This blog has previously discussed several different aspects of how the oil and gas industry drives economic growth in the United States. From the benefits generated for the entire nation to the positive impact on communities that host drilling and production operations, there is a lot to celebrate about the energy sector's success in recent years.
Oil and gas development will continue to play a significant role in the economy for years to come, according to an analysis performed by the U.S. Chamber of Commerce, which found that in recent years, "much of the sustained growth in the world has taken place in regions that produce basic commodities like energy and food, rather than in the financial or information capitals."
Gains in other sectors driven by expanding oil and gas activity
The Chamber's analysts also emphasized the fact that the jobs being created by the energy industry "have been an outstanding driver of high-wage employment, with an average salary of upwards of $75,000." This diffusion of capital is causing more than an increase in consumer spending. It is also spurring development in the manufacturing sector, which was hard-hit by the recession but is bouncing back as a result of relatively low energy costs and demand for building materials and oil production equipment.
The link between the oil and gas industry's expansion and manufacturing development was on display in Ohio last month, when industry stakeholders, government officials and community members gathered in Youngstown to commemorate the opening of a new pipe manufacturing facility.
The construction project, which received government support in the form of federal funding for infrastructure development, was profiled in the Department of Labor's June newsletter. According to the DOL, the Youngstown plant is "the first fully integrated oil and gas manufacturing plant in the United States."
Positioned adjacent to the promising Marcellus and Utica shales, the facility will help ensure that the nation's current oil and gas revival is not threatened by a shortage of oilfield equipment. This is critical to sustaining growth across numerous sectors.
Spreading the benefits of the energy renaissance
One of the states that is currently taking action to translate its oil and gas reserves into economic growth is Idaho. According to the Idaho Statesman, two drilling permits for sites north of New Plymouth were approved by the Idaho Department of Lands during June, while a third permit is currently under consideration.

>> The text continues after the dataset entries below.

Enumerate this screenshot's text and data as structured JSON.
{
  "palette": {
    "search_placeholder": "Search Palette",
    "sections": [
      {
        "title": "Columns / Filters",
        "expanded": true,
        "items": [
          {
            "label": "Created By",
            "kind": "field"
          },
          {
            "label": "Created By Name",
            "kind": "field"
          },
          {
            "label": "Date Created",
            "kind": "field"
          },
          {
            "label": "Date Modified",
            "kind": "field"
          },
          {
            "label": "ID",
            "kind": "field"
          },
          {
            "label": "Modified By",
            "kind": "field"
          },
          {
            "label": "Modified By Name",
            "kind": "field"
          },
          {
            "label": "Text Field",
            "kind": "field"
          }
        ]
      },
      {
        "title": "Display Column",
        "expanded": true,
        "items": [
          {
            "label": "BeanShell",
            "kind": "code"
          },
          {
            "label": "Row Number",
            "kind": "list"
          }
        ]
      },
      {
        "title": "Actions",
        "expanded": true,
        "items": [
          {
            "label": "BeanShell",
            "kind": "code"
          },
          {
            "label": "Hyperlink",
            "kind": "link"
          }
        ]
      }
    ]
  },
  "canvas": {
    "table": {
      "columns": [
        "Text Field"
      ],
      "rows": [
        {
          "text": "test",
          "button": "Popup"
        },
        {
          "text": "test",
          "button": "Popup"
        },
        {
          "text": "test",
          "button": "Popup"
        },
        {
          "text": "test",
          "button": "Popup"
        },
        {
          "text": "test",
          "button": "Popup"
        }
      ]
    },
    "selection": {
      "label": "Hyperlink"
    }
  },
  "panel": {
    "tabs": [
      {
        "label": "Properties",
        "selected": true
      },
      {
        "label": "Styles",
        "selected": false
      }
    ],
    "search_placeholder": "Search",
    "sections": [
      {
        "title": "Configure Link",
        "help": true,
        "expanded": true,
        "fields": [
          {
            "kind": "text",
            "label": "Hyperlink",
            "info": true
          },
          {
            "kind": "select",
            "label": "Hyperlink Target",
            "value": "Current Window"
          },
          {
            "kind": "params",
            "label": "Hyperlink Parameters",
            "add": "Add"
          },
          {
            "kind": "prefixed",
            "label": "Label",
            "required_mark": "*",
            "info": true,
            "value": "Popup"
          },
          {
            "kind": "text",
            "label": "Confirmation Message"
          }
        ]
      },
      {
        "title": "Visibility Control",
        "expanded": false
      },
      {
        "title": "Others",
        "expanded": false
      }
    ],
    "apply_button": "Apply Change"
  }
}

Natural gas and a condensate of petroleum liquids were discovered in the area in 2010. According to Suzanne Budge, executive director of the Idaho Petroleum Council, drilling could begin "any day."
"There's equipment on the site now," Budge told the Statesman. "We could turn gas on to serve consumers this year."
State lawmakers have also acted to put pro-growth policies in place, voting to reform regulations and the composition of the Idaho Oil and Gas Commission. This is important because, as we've discussed, government policies can exert considerable influence on the pace of energy development. Formerly dominated by members of the Idaho Land Board, the commission now includes representatives of multiple stakeholders.
If matched by continued investment from the industry, these developments promise to raise the standard of living throughout the Gem State and drive economic growth in other areas of the country. However, the private sector will need to do its part to deliver this prosperity.
Implementing advanced production equipment can help oil and gas producers generate more value by improving recovery rates at troublesome wells. The hydraulic jet pump is a particularly useful solution because it offers a level of versatility that is unmatched by comparable products.
The unit's streamlined design allows it to be deployed in straight, horizontal or deviated wells and with no downhole moving parts, maintenance needs are minimal. It can even be used successfully at sites where problems with the completion of well casing would limit the effectiveness of other artificial lift solutions.